How fees work, deadlines that matter, and what to expect when you call.

  1. How much does it cost to hire Delventhal Law Office?

    There is no up-front cost. Personal-injury cases are handled on a contingency-fee basis: you pay nothing unless we recover compensation for you. The initial consultation is free and carries no obligation. Call (260) 484-6655 to talk through your situation.

  2. How long do I have to file a personal injury claim in Indiana?

    Indiana generally gives you two years from the date of injury to file a personal-injury lawsuit (Indiana Code § 34-11-2-4). Shorter deadlines can apply when a government entity is involved or in some workers' compensation matters. The sooner you call, the more options you have.

  3. What if I'm partly at fault for the accident?

    Indiana follows a modified comparative-fault rule (Indiana Code § 34-51-2-6). You can still recover compensation as long as you are not more than 50% at fault. Your recovery is reduced by your percentage of fault. Even if you think you share blame, call us — the insurance company's first assignment of fault is often wrong.

  4. Do I have to come into the office to meet with you?

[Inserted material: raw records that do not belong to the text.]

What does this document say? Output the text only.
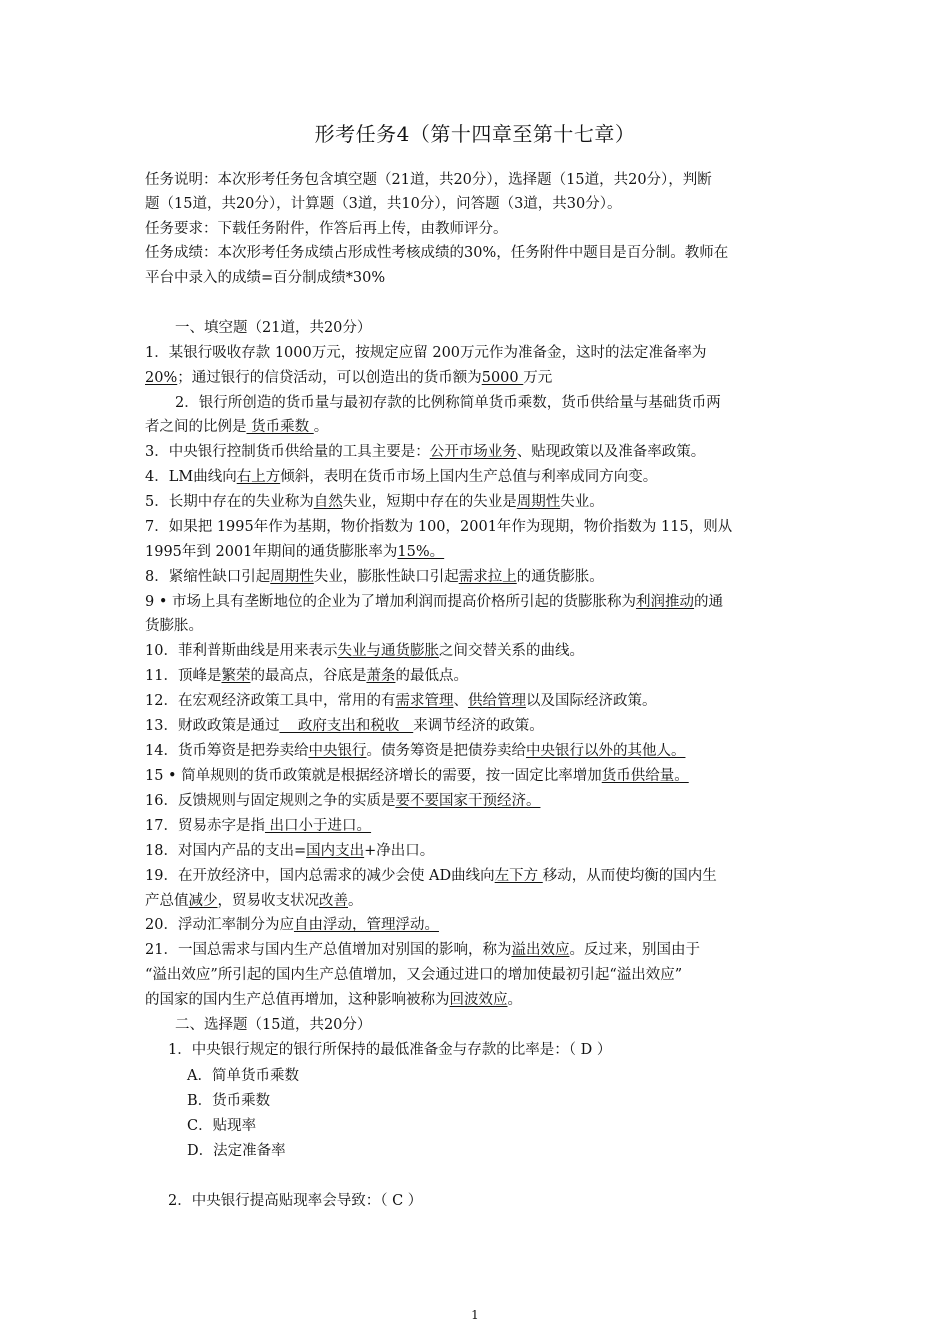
形考任务4（第十四章至第十七章）
任务说明：本次形考任务包含填空题（21道，共20分），选择题（15道，共20分），判断
题（15道，共20分），计算题（3道，共10分），问答题（3道，共30分）。
任务要求：下载任务附件，作答后再上传，由教师评分。
任务成绩：本次形考任务成绩占形成性考核成绩的30%，任务附件中题目是百分制。教师在
平台中录入的成绩=百分制成绩*30%
一、填空题（21道，共20分）
1．某银行吸收存款 1000万元，按规定应留 200万元作为准备金，这时的法定准备率为
20%；通过银行的信贷活动，可以创造出的货币额为5000 万元
2．银行所创造的货币量与最初存款的比例称简单货币乘数，货币供给量与基础货币两
者之间的比例是 货币乘数 。
3．中央银行控制货币供给量的工具主要是：公开市场业务、贴现政策以及准备率政策。
4．LM曲线向右上方倾斜，表明在货币市场上国内生产总值与利率成同方向变。
5．长期中存在的失业称为自然失业，短期中存在的失业是周期性失业。
7．如果把 1995年作为基期，物价指数为 100，2001年作为现期，物价指数为 115，则从
1995年到 2001年期间的通货膨胀率为15%。
8．紧缩性缺口引起周期性失业，膨胀性缺口引起需求拉上的通货膨胀。
9 • 市场上具有垄断地位的企业为了增加利润而提高价格所引起的货膨胀称为利润推动的通
货膨胀。
10．菲利普斯曲线是用来表示失业与通货膨胀之间交替关系的曲线。
11．顶峰是繁荣的最高点，谷底是萧条的最低点。
12．在宏观经济政策工具中，常用的有需求管理、供给管理以及国际经济政策。
13．财政政策是通过    政府支出和税收   来调节经济的政策。
14．货币筹资是把券卖给中央银行。债务筹资是把债券卖给中央银行以外的其他人。
15 • 简单规则的货币政策就是根据经济增长的需要，按一固定比率增加货币供给量。
16．反馈规则与固定规则之争的实质是要不要国家干预经济。
17．贸易赤字是指 出口小于进口。
18．对国内产品的支出=国内支出+净出口。
19．在开放经济中，国内总需求的减少会使 AD曲线向左下方 移动，从而使均衡的国内生
产总值减少，贸易收支状况改善。
20．浮动汇率制分为应自由浮动，管理浮动。
21．一国总需求与国内生产总值增加对别国的影响，称为溢出效应。反过来，别国由于
“溢出效应”所引起的国内生产总值增加，又会通过进口的增加使最初引起“溢出效应”
的国家的国内生产总值再增加，这种影响被称为回波效应。
二、选择题（15道，共20分）
1．中央银行规定的银行所保持的最低准备金与存款的比率是：（ D ）
A．简单货币乘数
B．货币乘数
C．贴现率
D．法定准备率
2．中央银行提高贴现率会导致：（ C ）
1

    No. We meet clients by phone, video call, at their home, or at the hospital. The Delventhal Law Office is in downtown Fort Wayne, but most of our clients live across Indiana and we come to you when that's easier.

  5. How quickly should I call after an accident?

    As soon as you can. Evidence disappears fast — skid marks fade, surveillance video is overwritten, witnesses move on. Insurance adjusters also start calling within days. Talking to us before you give a recorded statement protects your claim.

  6. What kinds of cases does Delventhal Law handle?

    We represent injured plaintiffs in car, truck, motorcycle, bicycle, and pedestrian accidents; workers' compensation and on-the-job injuries; wrongful death; slip-and-fall and premises liability; birth injuries; burn injuries; and other personal-injury claims across Indiana.